Photograph by Mark D. Whitney
Artist: Mark D. Whitney
Media: Digital Photograph

Paint Bots and Human Creativity

Last time we talked about how photo bots are changing photography. Of course photography is a very technical medium especially when done digitally so this is no great surprise, but what about something a little more organic like painting? How are the ‘paint bots’ doing?

Well they’re making some pretty impressive headway there too. You can check out the 2018 Robot Art Award winners here: https://robotart.org/

Besides coming up with the details of the image, the paint bots of course have the added task of figuring out how to translate the image into a physical painting through some sort of printer apparatus or mechanical arm so they’re doing the photo bots one better. The people programming the bots seem to be a bit more philosophical than the photo people too.

In my experience the vast majority of photographers seem to think that photography is just a science problem to be solved – if we can get enough compute power to solve the exposure and edit filter equations then we can eliminate photographers completely. Almost completely, the photographer’s job will be reduced to dragging the equipment to the right location and switching the unit on. Super.

It’s different with the paint people.They look at their medium as an art form.They aren’t trying to find some way to make painters obsolete. They believe in human creativity and they understand that art is a way to connect humans and communicate truths between them. They’re using their research in computational creativity as a way to explore the very nature of art itself and the human artistic condition.

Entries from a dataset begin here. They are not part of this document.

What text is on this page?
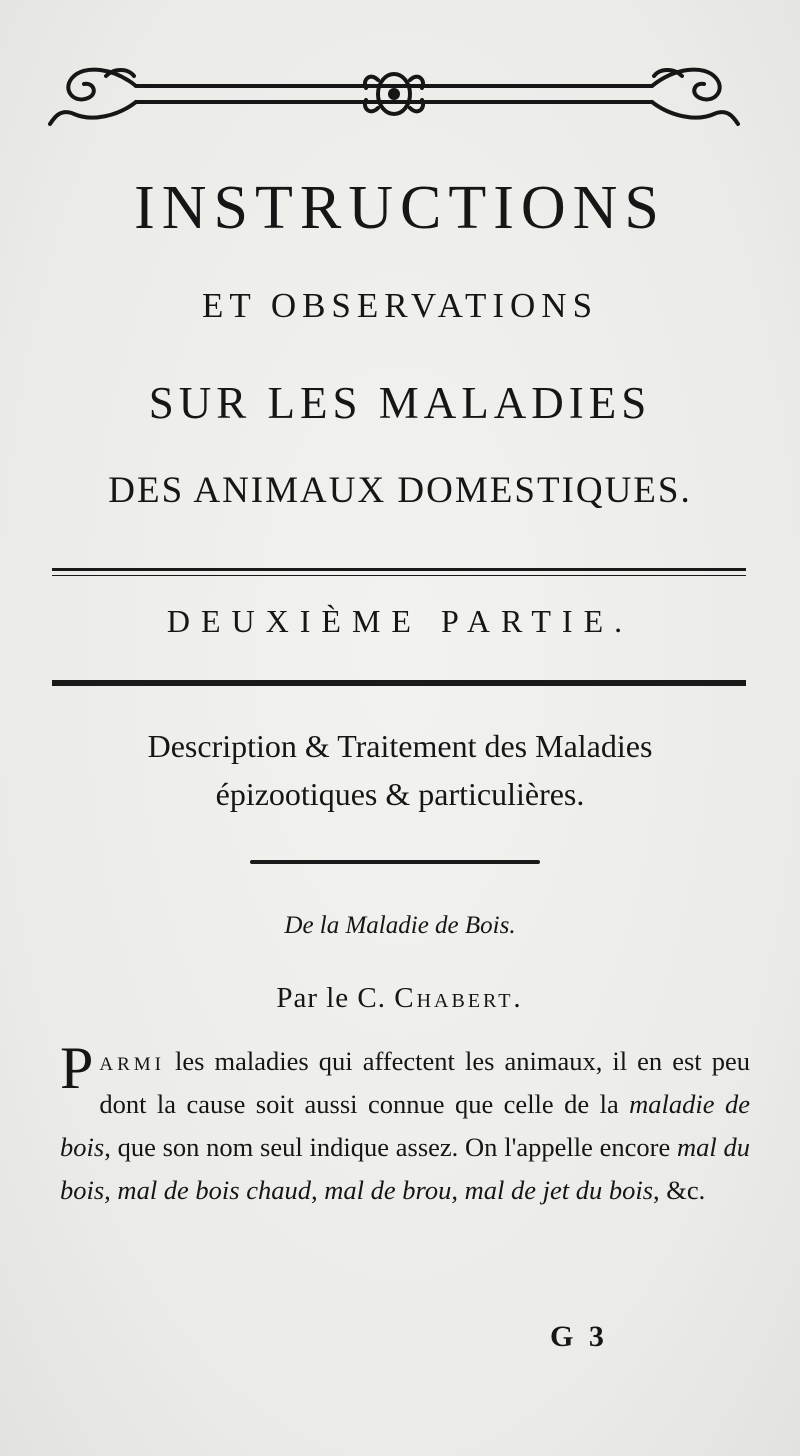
INSTRUCTIONS
ET OBSERVATIONS
SUR LES MALADIES
DES ANIMAUX DOMESTIQUES.
DEUXIÈME PARTIE.
Description & Traitement des Maladies
épizootiques & particulières.
De la Maladie de Bois.
Par le C. Chabert.

Parmi les maladies qui affectent les animaux, il en est peu dont la cause soit aussi connue que celle de la maladie de bois, que son nom seul indique assez. On l'appelle encore mal du bois, mal de bois chaud, mal de brou, mal de jet du bois, &c.

G 3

Here’s a quote from Pindar Van Arman whose robot painter won this year’s Robot Art Award.

“Have always wondered what exactly creativity was. Dissecting my own artistic process and trying to teach it to robots is my attempt to better understand it. While my robots may never be able to make truly original creative decisions, what they are capable of reveals the point where computational creativity ends and human creativity begins. It was not until I began exploring this threshold that I began to understand my own creativity and what it revealed about me as an artist.”

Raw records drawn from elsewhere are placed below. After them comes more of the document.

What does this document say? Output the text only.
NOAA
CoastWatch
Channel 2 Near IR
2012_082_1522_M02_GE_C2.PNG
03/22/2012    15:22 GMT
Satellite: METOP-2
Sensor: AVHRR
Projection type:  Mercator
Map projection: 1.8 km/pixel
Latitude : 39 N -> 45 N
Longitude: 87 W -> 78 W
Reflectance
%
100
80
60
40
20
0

During my research for this post I was always struck by this difference between the photo world and the paint world.

The tone in photography camps is all about being totally sure that one day we will be able to conquer photography. That there is a finite set of conditions for each and every situation and once we teach those to a computer it will be as good as any photographer that ever lived or ever will live. In not so many words they think of their research as a way to destroy the medium and, get this, ‘photographers’ agree with the goals, welcome it, and even help finance it.

The tone in painting is one of exploration and learning. Paint bot creators are using them not to destroy human art, but to better understand the human mind and the work it creates. As Van Arman points out he finds that his experiments shine light on his own creative process.

The first work toward building a painting robot started back in 1973 when Harold Cohen created AARON. Cohen continually enhanced AARON up until his death in 2016. Cohen’s work was always much more direct than current technologies of neural networks and the like. He programmed in certain algorithms and the computer worked from them to produced paintings. At first they were just line drawings that Cohen then painted in himself, but as technology advanced the robot could do more and more of the work itself.

AARON’s works have been shown in museums around the world, but once again no one suggests that this is the future of painting. That someday the painting riddle will be solved and the human’s job will be reduced to setting up the easel and throwing the switch. Cohen is quoted as saying this about his work.

“If what AARON is making is not art, what is it exactly, and in what ways, other than its origin, does it differ from the ‘real thing?’ If it is not thinking, what exactly is it doing?”

Instead of saying to painters “Send me a couple hundred bucks and I’ll send you a machine that you can load with paint and brushes and it will do your art for you.” these guys say “I’ve created a machine that does something like art, let’s study it and explore what this means to us as humans and artists.”

I find the later approach inspiring and intriguing. It makes me wish I had picked up painting when I was younger instead of photography.

MDW

 

Comments on "Paint Bots and Human Creativity"

  1. Hi Mark,

    One of my fun perverse things to play with is to take photos and try to make them look like paintings…. My favorite program for this at the moment is Dynamic Auto-Painter Pro 5 (or DAP for short). It can take a pretty ordinary scene and make it look quite painterly.

    There are some examples at: https://mediachance.com/wp/dynamic-auto-painter-gallery/ . I find since I do paint, and often from a photograph I took, that treating it with DAP with different presets first gives me ideas to incorporate into my own real painting. (I tend to be too tied to exactly what I see, and DAP loosens me up.) Plus it is fun, and maybe I never get around to painting the photo at hand – still interesting.